September 24, 2005

Sad

Sad

Hurricane coverage aside, I think this was the saddest story I've read in a long time. I just can't understand it. It messed with my mind so much I had to come on here and type away but I have no idea what to say. It's not like the time I wrote that rather scathing post on Thanksgiving about a different psycho mother in the news. That just flowed. This post I keep typing and erasing. I want to be infuriated but I'm just sad. I think deep down inside the woman knew she was at risk to pass on the disease to her kids, might have already passed it on, but needed desperately to accept as fact the things she wanted to hear. As if HIV was some sort of problem you could close your eyes and pretend wasn't there, like imaginary monsters under the bed. Now her baby is gone and it might have been prevented.

I can see the guilt and desperation that all mothers must feel, who are HIV-positive and had kids after being infected.
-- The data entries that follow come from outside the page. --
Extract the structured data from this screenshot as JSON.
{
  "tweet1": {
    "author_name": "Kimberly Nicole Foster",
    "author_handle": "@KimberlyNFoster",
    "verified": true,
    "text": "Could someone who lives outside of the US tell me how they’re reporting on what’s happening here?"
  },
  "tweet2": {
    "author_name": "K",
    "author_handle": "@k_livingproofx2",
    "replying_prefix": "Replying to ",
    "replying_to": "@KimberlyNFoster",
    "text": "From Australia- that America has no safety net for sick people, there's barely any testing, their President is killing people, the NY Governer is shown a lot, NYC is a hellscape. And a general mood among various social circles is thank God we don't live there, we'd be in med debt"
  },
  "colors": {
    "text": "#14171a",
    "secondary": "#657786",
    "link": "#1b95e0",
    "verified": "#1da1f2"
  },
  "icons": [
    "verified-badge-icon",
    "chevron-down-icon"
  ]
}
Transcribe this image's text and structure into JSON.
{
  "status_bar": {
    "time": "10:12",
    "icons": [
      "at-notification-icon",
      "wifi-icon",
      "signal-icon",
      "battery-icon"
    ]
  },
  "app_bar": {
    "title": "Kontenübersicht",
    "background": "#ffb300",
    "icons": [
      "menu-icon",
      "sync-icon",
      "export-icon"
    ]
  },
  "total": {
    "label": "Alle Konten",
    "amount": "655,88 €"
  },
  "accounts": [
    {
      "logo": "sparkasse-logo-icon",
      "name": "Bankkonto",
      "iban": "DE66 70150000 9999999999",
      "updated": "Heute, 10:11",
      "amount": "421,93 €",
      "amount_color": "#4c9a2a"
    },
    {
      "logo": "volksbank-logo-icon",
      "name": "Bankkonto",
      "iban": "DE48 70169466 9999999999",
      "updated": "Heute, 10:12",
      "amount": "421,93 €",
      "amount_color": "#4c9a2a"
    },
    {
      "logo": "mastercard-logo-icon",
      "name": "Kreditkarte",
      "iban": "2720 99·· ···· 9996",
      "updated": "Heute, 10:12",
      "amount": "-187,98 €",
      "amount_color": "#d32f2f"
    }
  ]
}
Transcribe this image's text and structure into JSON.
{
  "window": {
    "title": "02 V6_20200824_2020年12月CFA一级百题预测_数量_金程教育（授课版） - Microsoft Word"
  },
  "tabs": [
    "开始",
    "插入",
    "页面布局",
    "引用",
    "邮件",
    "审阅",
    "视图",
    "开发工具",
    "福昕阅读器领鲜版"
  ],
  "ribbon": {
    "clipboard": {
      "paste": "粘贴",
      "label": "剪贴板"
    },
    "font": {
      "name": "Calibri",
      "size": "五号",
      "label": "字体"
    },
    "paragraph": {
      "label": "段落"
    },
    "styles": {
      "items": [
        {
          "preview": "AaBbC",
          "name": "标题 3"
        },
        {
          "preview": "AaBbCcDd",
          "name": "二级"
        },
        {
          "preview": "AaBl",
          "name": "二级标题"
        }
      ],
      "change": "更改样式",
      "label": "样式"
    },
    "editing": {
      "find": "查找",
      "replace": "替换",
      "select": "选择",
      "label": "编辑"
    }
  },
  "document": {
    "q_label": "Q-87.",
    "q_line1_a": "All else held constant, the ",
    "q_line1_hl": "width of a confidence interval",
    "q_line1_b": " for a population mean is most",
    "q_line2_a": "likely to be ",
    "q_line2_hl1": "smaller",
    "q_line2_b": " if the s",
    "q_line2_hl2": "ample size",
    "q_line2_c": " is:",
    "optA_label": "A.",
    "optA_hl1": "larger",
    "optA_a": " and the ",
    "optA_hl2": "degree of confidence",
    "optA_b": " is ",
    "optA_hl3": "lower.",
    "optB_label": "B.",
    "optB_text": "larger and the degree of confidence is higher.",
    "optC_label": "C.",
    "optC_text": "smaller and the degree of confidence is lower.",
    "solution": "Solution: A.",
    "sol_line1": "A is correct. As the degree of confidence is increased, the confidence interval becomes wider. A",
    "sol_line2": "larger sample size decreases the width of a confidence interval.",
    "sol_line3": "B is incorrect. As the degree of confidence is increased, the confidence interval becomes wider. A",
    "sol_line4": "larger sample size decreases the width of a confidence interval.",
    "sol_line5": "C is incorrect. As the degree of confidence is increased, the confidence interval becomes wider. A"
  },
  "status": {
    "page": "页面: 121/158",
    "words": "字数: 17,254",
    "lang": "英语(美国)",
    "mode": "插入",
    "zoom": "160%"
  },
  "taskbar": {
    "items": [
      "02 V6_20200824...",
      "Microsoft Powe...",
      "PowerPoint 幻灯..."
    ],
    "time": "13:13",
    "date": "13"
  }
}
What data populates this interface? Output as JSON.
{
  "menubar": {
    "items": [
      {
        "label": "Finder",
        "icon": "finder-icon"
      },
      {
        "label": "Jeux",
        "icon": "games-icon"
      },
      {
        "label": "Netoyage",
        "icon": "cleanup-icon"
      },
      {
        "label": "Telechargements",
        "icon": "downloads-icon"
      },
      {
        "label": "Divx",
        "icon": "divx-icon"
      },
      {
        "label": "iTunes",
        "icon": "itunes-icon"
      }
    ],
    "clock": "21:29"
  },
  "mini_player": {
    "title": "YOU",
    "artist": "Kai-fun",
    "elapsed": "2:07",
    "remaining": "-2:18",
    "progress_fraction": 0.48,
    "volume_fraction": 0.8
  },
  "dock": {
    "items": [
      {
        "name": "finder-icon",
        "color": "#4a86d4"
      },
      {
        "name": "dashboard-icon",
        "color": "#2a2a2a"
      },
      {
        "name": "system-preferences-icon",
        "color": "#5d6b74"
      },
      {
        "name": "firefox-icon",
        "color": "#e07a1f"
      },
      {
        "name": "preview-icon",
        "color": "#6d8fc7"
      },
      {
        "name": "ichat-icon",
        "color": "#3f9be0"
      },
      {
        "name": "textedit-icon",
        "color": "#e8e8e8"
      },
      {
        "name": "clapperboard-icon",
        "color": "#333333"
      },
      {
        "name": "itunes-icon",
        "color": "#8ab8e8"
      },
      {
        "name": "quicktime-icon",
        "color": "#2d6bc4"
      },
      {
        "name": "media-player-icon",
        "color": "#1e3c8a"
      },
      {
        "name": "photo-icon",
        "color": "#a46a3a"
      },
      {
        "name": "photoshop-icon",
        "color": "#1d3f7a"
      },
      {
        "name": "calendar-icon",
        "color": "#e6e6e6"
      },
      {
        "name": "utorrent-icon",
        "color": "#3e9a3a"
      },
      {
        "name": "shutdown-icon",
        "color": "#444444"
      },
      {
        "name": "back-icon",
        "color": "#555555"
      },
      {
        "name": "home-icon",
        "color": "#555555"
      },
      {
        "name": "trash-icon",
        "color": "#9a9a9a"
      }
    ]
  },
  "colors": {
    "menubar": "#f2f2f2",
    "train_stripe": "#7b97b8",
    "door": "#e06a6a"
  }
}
If you choose to believe that there is no possibility of transmission to your kids, then you don't have to face the guilt. It's very selfish and dangerous but I can see how she would be weak and grasp at all lifelines, no matter how implausible. Even if I don't agree with her decisions and alleged beliefs I can still see all that. Yet she maintains her position and continues to hold onto the delusions that she acted in the best interest of her child. Which we all know is a lie because why then would she test her remaining child. She is responsible for her child's death and regardless of the bullshit she's saying now, she knows it.

I think the reason I'm so unsettled is because the mother obviously has issues but what the hell were all those doctors thinking to allow this to happen? Why wasn't children's services notified that there was yet another child being potentially exposed? Why couldn't those doctors see that the mother was putting her needs above that of her children? What pisses me off the most is that social services knew the woman was HIV-positive and transmitting bodily fluids to her first son and they didn't remove him from her "care" or monitor the situation. The "we have other cases" excuse just doesn't fly. A woman who knows she is HIV-positive and breastfeeds her baby is just as bad as one that beats her child. At least the other child has a chance to survive his beating.

My head is pounding from trying to understand it. The person whose ass I want to kick the most is Dr. Fleiss. I mean not that I should have expected much from the man who raised a daughter that grew up and became the most famous hooker of all time. But how can he behave so irresponsibly and still look himself in the mirror. People in Los Angeles do me a favor. If you see Dr. Fleiss on the street, beat the fucking shit out of him.